Overcoming this challenge will be essential for firms to be able to meet ever-increasing demand and develop their proposition to serve future generations.
Let’s start by looking at a couple of recruitment options.
Apprenticeship schemes
Employment schemes for younger people have always had their critics and probably always will. For financial advisers though, they present a vital opportunity to engage with younger people who want to find work within the industry.
Schemes typically last around two years and are available to anyone aged 16 or over. All employers have to do is pay a salary and, in return, they get a ready-made training plan and funding to cover professional qualifications.
There are a number of schemes out there, but ‘Skills Edge’ tends to be a good option for financial advisers.
Graduate schemes
Firms can also engage with universities in the local area to see if they run a graduate scheme. Even offering to get involved with careers fairs presents a perfect platform to promote the benefits of financial planning as a profession.
Anyone deciding to go down the graduate scheme route will be matched up with potential candidates to interview depending on the type of degree they’re studying for.
From there, you generally have free reign over what the placement should look like and whether you want to offer a full-time role at the end of it. Law, accounting and finance students tend to be the most common matches for IFA firms.
But getting trainees onto the payroll is only the first step. The real challenge is how to help promising individuals reach their full potential – and ensure they stick around.
There are four things to consider here:
1. Put trainees into a clients’ shoes
Most young financial advisers I speak with tell me they were drawn in by the potential to have a positive impact on peoples’ lives, so a great thing to do during a newcomer’s first week is to put them in a clients’ shoes.
Walk them through the advice process as if they were a new client and use tools such as cashflow modelling to illustrate how on track they are to meeting a particular savings objective – for example a summer holiday.
Helping trainees to visualise the impact of financial decisions in this way can be an extremely powerful means of demonstrating the importance of long-term saving (a notion many young people struggle to engage with) and how careful financial planning fits into the equation.
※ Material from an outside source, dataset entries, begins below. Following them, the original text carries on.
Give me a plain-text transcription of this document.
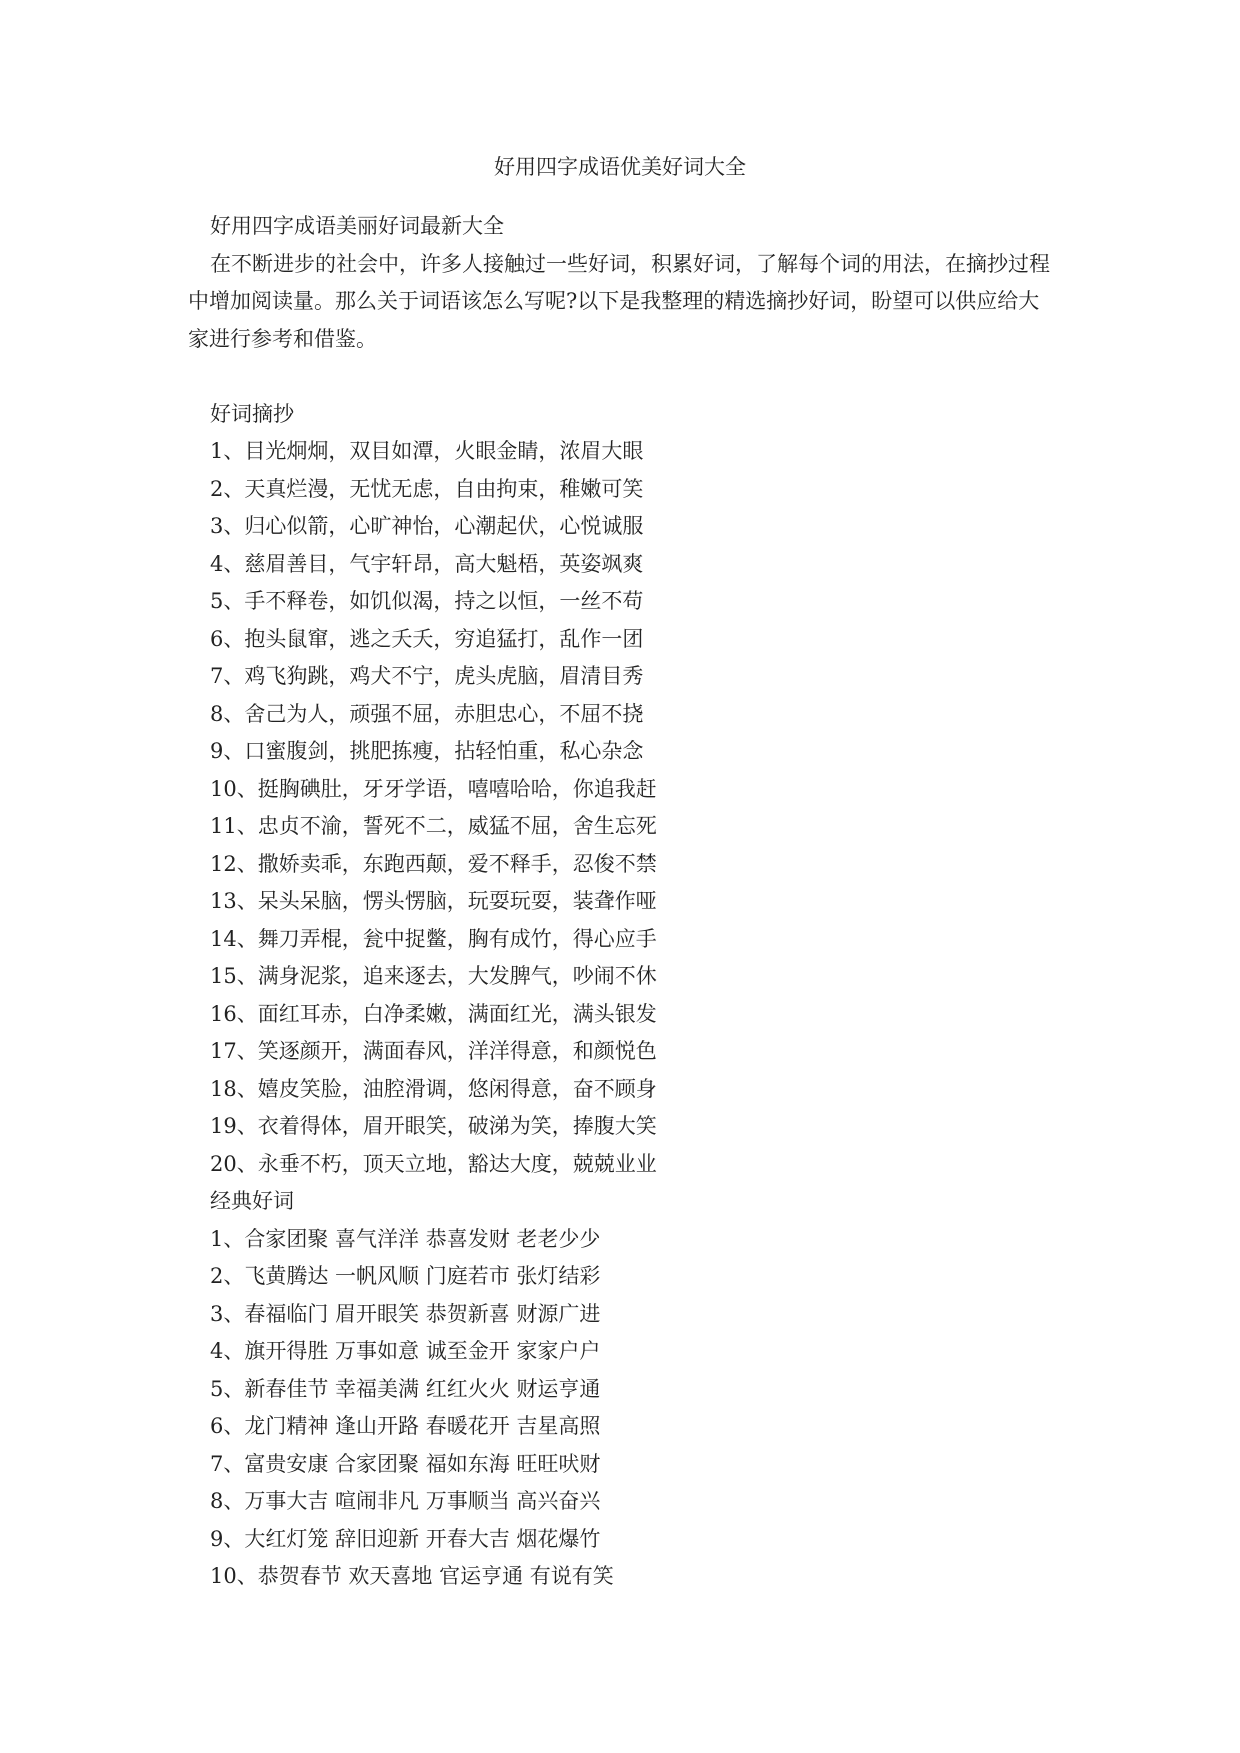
好用四字成语优美好词大全
好用四字成语美丽好词最新大全

在不断进步的社会中，许多人接触过一些好词，积累好词，了解每个词的用法，在摘抄过程中增加阅读量。那么关于词语该怎么写呢?以下是我整理的精选摘抄好词，盼望可以供应给大家进行参考和借鉴。

好词摘抄
1、目光炯炯，双目如潭，火眼金睛，浓眉大眼
2、天真烂漫，无忧无虑，自由拘束，稚嫩可笑
3、归心似箭，心旷神怡，心潮起伏，心悦诚服
4、慈眉善目，气宇轩昂，高大魁梧，英姿飒爽
5、手不释卷，如饥似渴，持之以恒，一丝不苟
6、抱头鼠窜，逃之夭夭，穷追猛打，乱作一团
7、鸡飞狗跳，鸡犬不宁，虎头虎脑，眉清目秀
8、舍己为人，顽强不屈，赤胆忠心，不屈不挠
9、口蜜腹剑，挑肥拣瘦，拈轻怕重，私心杂念
10、挺胸碘肚，牙牙学语，嘻嘻哈哈，你追我赶
11、忠贞不渝，誓死不二，威猛不屈，舍生忘死
12、撒娇卖乖，东跑西颠，爱不释手，忍俊不禁
13、呆头呆脑，愣头愣脑，玩耍玩耍，装聋作哑
14、舞刀弄棍，瓮中捉鳖，胸有成竹，得心应手
15、满身泥浆，追来逐去，大发脾气，吵闹不休
16、面红耳赤，白净柔嫩，满面红光，满头银发
17、笑逐颜开，满面春风，洋洋得意，和颜悦色
18、嬉皮笑脸，油腔滑调，悠闲得意，奋不顾身
19、衣着得体，眉开眼笑，破涕为笑，捧腹大笑
20、永垂不朽，顶天立地，豁达大度，兢兢业业
经典好词
1、合家团聚 喜气洋洋 恭喜发财 老老少少
2、飞黄腾达 一帆风顺 门庭若市 张灯结彩
3、春福临门 眉开眼笑 恭贺新喜 财源广进
4、旗开得胜 万事如意 诚至金开 家家户户
5、新春佳节 幸福美满 红红火火 财运亨通
6、龙门精神 逢山开路 春暖花开 吉星高照
7、富贵安康 合家团聚 福如东海 旺旺吠财
8、万事大吉 喧闹非凡 万事顺当 高兴奋兴
9、大红灯笼 辞旧迎新 开春大吉 烟花爆竹
10、恭贺春节 欢天喜地 官运亨通 有说有笑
2. Devise a bullet-proof training programme
A clear structure of learning is crucial to providing the grounding that will help people progress into a long-term career.
This should cover everything from the basics – such as what is a pension and ISA – to time spent studying for professional qualifications. Setting out a week by week plan will help both you and your new employee stay on track.
Alongside their learning, you might also have trainees filling an administration role whereby they support a senior adviser. Getting first-hand experience of how experienced IFAs build relationships, making the complex digestible, and dealing with any objections from clients, makes a vital difference to someone trying to learn the ropes.
3. Get back in the office
Team Zoom calls simply can’t replicate the knowledge trainees gain by being sat in an office with experienced advisers. When everyone is comfortable, ensure your team comes together in the physical workplace at least once a week to support training and development.
Aside from the learning aspect, it’s also that bit more difficult for newcomers to feel part of the business and get a sense of what the culture and ethos is really about when everyone is working remotely. It’s often these ‘softer’ elements that are most likely to get people to stick around long-term.
4. Demonstrate career progression
If you see potential in someone and want them to stick around, then tell them. In the short term, you might commit to bumping a promising young trainee’s salary and giving them a new job title once they’ve completed their training.
Longer-term, if you think someone has the genuine potential to be a future leader in the business, then the onus is on you to show exactly how you foresee that progression taking place. When it comes down to it, if you’re upfront and keep your side of the bargain, then you’ll have loyal staff who’ll stay for the long haul.
For any adviser firm to truly thrive and remain sustainable over the long term, then seeking to find and train the advisers of tomorrow should form a core part of its business strategy.